Ein Knackpunkt für die Polizei: Über die sozialen Netzwerke melden Bürger auch häufiger Beobachtungen, „die sie möglicherweise in einem anderen Fall nicht gemeldet hätten“, so Wessel.
Im Klartext: Im laufenden Terroreinsatz sieht sich die Polizei plötzlich auch mit einer Flut von Meldungen konfrontiert. Oft ist unklar, was stimmt und was nicht.
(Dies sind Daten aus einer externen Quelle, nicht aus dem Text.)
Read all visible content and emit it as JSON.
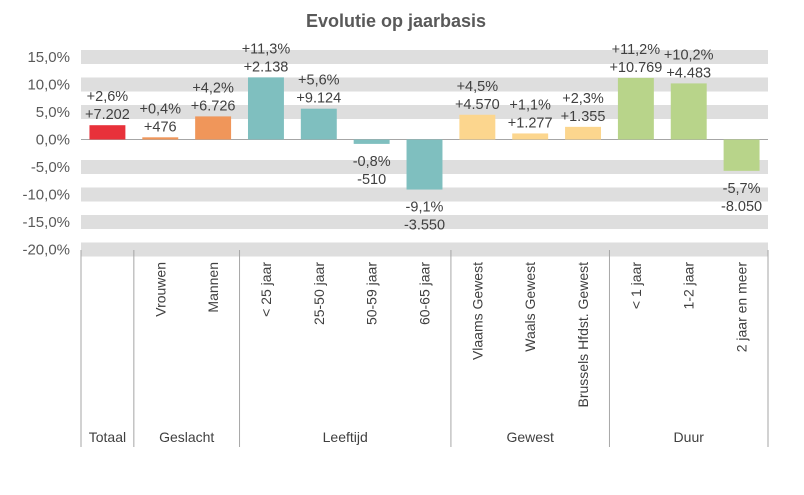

Wessel erklärt, die Polizei wolle in solchen Extremlagen möglichst schnell – quasi live – in die Internetdiskussionen eingreifen. „Aufgabe der Polizei ist es, zügig und professionell Fakten von Falschmeldungen zu unterscheiden und einsatztaktisch darauf zu reagieren“, sagt Wessel.
Dafür setze die Polizei eigens geschulte Kräfte ein. „Soweit erforderlich und der Situation angemessen, stellt die Landespolizei Falschmeldungen in den von ihr genutzten sozialen Medien richtig.“ Der Sinn hinter den Korrekturen: Die Bevölkerung soll möglichst schnell beruhigt werden. Zudem stören Falschmeldungen die laufende Ermittlungsarbeit.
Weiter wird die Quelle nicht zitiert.